Não foi a toa que criamos a expressão “Deus é brasileiro”. Afinal, sempre nos sentimos o rei da cocada preta em determinados assuntos. Ficamos felizes quando, no ano de 1997, visitando o Rio de Janeiro, João Paulo 2º disse “Se Deus é brasileiro, o papa é carioca” e nos orgulhamos, em 2013, quando o outro papa, Francisco, bem humorado, respondendo à provocação de jornalistas de que alguns brasileiros lamentavam o fato dele (o papa) ser argentino, brincou “Vocês querem tudo. Vocês já têm um Deus brasileiro, queriam um papa brasileiro também?”. Nunca nos cansamos em exaltar as nossas belezas naturais. No final da década de sessenta, um sucesso de Jorge Bem cantado por Wilson Simonal confirmava o sentimento: “Moro num país tropical, abençoado por Deus. E bonito por natureza, mas que beleza.”.
Abençoado, o Brasil sempre esteve longe das grandes catástrofes naturais que castigam o mundo. Não temos vulcões. Os nossos poucos terremotos, quando ocorrem, não passam de tremeliques. Sobre os tsunamis, até bem pouco tempo, mal sabíamos que eles existiam ou como se formavam ou o quanto eles poderiam matar. Os furacões e congêneres nunca chegaram a tirar o sono dos brasileiros. Fomos poupados?
A predileção divina pelo Brasil também pode ser verificada em relação às epidemias. Dentre as que conhecemos, umas controladas, outras eliminadas, como Malária, Febre Amarela, Tuberculose, Aids, Poliomelite, Sarampo, Varíola, Cólera... A maioria veio da Europa, da África ou da Ásia. Quer dizer, nasceram por lá, não por aqui. A Peste Negra que dizimou mais da metade da população europeia ocorreu antes do Brasil ser descoberto. A Gripe Espanhola que se espalhou a partir da Espanha, no finzinho da Primeira Guerra Mundial, matou mais de 40 milhões de pessoas acabou aportando no Brasil. Foi séria. Muitos morreram, mas não fez aqui o mesmo estrago que fez no velho mundo. Fomos aliviados?
Pois é! O Aedes aegypti também não era dessas paragens. Diz-se que entrou no Brasil através dos navios negreiros, mas só na primeira metade do século XX é que desenvolvemos um trabalho de combate ao mosquito e eliminamos a dengue da lista das doenças urbanas. Em 1980, no entanto, o mosquito voltou a aparecer no Norte do país e nos anos 90 a região Sudeste já apresentava dengue como epidemia. Nos dois anos anteriores, 2013 e 2014, superamos a casa dos dois milhões de casos registrados, além de ultrapassar mil mortes. Em 2015, os casos confirmados no primeiro mês superaram janeiro de 2014 em 57%. Resumindo, a epidemia da dengue continua forte e rígida em nosso país. Uma epidemia que poderia ser facilmente evitada se cada brasileiro fizesse a parte que lhe cabe.
O Brasil concentra 12% da água doce superficial do mundo.
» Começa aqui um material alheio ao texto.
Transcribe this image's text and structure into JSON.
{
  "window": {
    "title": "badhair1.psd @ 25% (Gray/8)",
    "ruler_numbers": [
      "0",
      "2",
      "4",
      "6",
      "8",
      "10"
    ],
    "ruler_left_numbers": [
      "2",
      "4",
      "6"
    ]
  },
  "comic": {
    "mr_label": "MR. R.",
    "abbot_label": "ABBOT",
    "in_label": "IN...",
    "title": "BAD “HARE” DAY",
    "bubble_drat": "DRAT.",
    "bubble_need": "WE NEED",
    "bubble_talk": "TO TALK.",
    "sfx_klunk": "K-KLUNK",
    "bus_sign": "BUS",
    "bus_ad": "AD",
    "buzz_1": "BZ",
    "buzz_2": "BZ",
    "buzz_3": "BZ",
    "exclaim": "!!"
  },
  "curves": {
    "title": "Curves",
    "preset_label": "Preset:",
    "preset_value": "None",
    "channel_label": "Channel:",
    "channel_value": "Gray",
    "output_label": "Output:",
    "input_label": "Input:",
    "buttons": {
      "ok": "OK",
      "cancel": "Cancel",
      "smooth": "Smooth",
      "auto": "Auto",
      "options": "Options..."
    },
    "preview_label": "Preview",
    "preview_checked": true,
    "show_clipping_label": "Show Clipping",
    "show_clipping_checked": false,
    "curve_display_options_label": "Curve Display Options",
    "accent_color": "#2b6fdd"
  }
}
Isso representa tanta água que a impressão que a gente tinha – ou talvez ainda tenha – é que ela, presente de Deus, era infinita. De fato. Tínhamos água para dar e vender. Só precisávamos cuidar das nossas florestas, dos nossos rios, das nossas nascentes, dos desperdícios... Corremos, agora, o risco de ficar sem água em algumas regiões do Brasil, tanto para o abastecimento, como para a geração de energia. Está batendo o desespero.
Sei não, mas desconfio que Deus, cansado de tanta folga e inoperância, fez as malas e foi cantar em outra freguesia ou, quem sabe, tenha chegado à conclusão de que nesses quinhentos e tantos anos nos mimou, além da conta, e agora quer ver como a gente se vira com as próprias pernas, mãos e consciência. Tomara que seja a segunda opção, desde que os erros não se repitam.